There has been a media blitz surrounding a book released a few weeks ago titled: “Flash Boys: A Wall Street Revolt“. It claims the markets are rigged, the exchanges enable it, and hyper-speed traders and exchange operators are raking in millions skimming money from your grandmother’s nest-egg. How I wish it were so simple! The market is complex and imperfect, but it’s not rigged – Technically. Actually, I would argue it’s less rigged now than at any time in history, which I will try to do assuming I don’t get sidetracked.

For over 200 years the US stock markets ran in geographically independent locations like New York and Chicago. During this time the floor broker ruled the roost. Don’t live near the exchange? Too bad. Think about the arbitrage opportunities when the telephone was invented – it was the ultimate speed advantage! Over the last 30 or so years the conversion to an all electronic market structure in effect democratized stock trading. It made the practice both more affordable and geographically accessible to significantly more people. It also amplified the problems associated with having disparate liquidity sources.

In 2007 the SEC tried to address this messy market fragmentation with the National Market System, or “Reg NMS”. The idea was to duct tape all the trading venues into one big financial Rube Goldberg machine. Actually the idea was to provide fair and accurate pricing for participants while fostering competition between trading platforms. Unfortunately, Reg NMS managed to achieve both to a certain degree. Current US market structure is effective, but it’s a complicated web layered with intermediaries.
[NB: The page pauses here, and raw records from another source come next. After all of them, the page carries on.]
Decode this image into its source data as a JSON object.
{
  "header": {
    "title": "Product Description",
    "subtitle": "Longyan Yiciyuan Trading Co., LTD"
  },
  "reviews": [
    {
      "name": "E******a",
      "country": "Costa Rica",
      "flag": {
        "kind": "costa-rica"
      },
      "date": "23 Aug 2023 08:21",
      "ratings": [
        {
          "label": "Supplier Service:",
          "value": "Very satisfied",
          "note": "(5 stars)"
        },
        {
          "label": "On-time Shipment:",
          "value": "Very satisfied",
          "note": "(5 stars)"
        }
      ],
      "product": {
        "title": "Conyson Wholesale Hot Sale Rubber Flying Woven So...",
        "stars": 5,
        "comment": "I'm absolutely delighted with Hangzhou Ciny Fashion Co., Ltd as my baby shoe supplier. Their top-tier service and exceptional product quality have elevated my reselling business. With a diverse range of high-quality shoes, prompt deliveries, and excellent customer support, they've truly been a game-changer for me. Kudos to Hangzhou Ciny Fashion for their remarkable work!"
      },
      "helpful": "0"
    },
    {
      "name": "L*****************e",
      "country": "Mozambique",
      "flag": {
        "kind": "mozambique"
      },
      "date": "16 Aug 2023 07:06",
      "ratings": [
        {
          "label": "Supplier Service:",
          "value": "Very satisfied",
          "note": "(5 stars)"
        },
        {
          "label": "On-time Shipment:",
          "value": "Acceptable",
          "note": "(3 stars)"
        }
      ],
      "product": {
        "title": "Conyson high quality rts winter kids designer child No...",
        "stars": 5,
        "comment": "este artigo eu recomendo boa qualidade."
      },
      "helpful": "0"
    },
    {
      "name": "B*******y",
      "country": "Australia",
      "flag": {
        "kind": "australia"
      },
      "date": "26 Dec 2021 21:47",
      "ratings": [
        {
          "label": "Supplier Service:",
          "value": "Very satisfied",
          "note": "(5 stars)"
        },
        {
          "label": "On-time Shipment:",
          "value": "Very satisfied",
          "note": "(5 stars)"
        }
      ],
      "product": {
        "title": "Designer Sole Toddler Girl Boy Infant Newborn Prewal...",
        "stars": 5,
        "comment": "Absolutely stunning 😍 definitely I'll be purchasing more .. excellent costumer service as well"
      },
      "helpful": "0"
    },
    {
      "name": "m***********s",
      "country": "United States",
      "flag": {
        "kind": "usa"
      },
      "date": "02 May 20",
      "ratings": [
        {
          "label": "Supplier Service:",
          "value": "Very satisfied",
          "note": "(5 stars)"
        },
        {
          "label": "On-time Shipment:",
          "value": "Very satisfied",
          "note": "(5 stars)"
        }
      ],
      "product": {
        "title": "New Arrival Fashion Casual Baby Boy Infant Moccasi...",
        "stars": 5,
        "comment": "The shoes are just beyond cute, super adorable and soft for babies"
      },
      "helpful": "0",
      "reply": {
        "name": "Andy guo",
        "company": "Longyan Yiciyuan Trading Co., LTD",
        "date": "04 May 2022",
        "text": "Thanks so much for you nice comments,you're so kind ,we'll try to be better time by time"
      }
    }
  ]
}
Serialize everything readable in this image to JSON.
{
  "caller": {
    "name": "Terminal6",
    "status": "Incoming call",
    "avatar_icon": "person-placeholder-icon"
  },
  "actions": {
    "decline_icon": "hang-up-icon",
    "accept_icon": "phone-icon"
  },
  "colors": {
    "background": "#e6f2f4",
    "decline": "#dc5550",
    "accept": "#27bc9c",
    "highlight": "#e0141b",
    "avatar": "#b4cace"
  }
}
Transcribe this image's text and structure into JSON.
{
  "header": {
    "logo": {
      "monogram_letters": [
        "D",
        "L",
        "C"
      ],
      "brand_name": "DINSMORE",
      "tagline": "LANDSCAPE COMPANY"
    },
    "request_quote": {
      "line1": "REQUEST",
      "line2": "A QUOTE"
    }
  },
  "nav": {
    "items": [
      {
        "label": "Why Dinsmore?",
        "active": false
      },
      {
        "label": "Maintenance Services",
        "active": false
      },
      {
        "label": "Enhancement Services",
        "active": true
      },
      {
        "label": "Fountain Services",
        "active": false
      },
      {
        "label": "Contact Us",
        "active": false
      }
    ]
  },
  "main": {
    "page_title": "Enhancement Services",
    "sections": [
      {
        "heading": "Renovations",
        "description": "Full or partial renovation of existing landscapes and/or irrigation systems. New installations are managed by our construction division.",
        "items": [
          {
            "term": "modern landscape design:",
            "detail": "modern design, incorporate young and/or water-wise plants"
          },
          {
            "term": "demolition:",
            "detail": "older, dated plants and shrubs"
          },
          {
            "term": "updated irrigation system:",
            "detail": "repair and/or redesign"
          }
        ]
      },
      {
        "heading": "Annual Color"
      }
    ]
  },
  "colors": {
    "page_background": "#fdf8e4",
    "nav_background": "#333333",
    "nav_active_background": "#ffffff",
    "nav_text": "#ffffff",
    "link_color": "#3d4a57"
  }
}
On top of that the implementation of this regulatory behemoth has flaws (gasp). If a loophole exists on Wall Street, well, you can probably guess what happens.

Speed has always been an advantage in price-time priority based markets. The “rise of the machines” in stock trading has only refined this reality to a very precise degree. Exchanges are required to provide fair access to all participants, but this only extends to the edges of their network. Outside of that zone, firms can use all the resources at their disposal to gain any advantage possible. NEWS FLASH: the ones with the fattest wallets and biggest brains tend to do better. I believe it’s called capitalism.

Not all market participants are created equal – some have special roles that basically sanction skimming in exchange for providing liquidity, also known as “Market Makers“.  Like it or not they are an integral part of the ecosystem. Electronic market making can be consistently profitable, as evidenced by firms having only 1 losing trading day in 5 years. But the flip side of this is tremendous risk when things don’t go your way. Knight Capital found this out in 2012 when a software snafu cost them over 400 million bucks in less than an hour. Ouch!

The stock market is not fair, and it never was. In my not-so-humble opinion, it was never designed to be. Suggesting this is a new problem because the big bad machines are pinching grandma’s pennies may be nice for book sales, but it conveniently glosses over a couple hundred years of history that suggest otherwise. I see the market as a work in progress. Keep in mind I’m a software developer, so for me nothing is ever “done” (it’s a job security thing).

There needs to be an ongoing discussion about what works and what doesn’t, followed up with good faith efforts to fix inefficiencies. This happens between exchange operators and market regulators on a regular basis. It’s a tediously slow process, but it does happen. Using populist rhetoric to vilify a system you don’t completely understand is counter productive to advancing that discussion.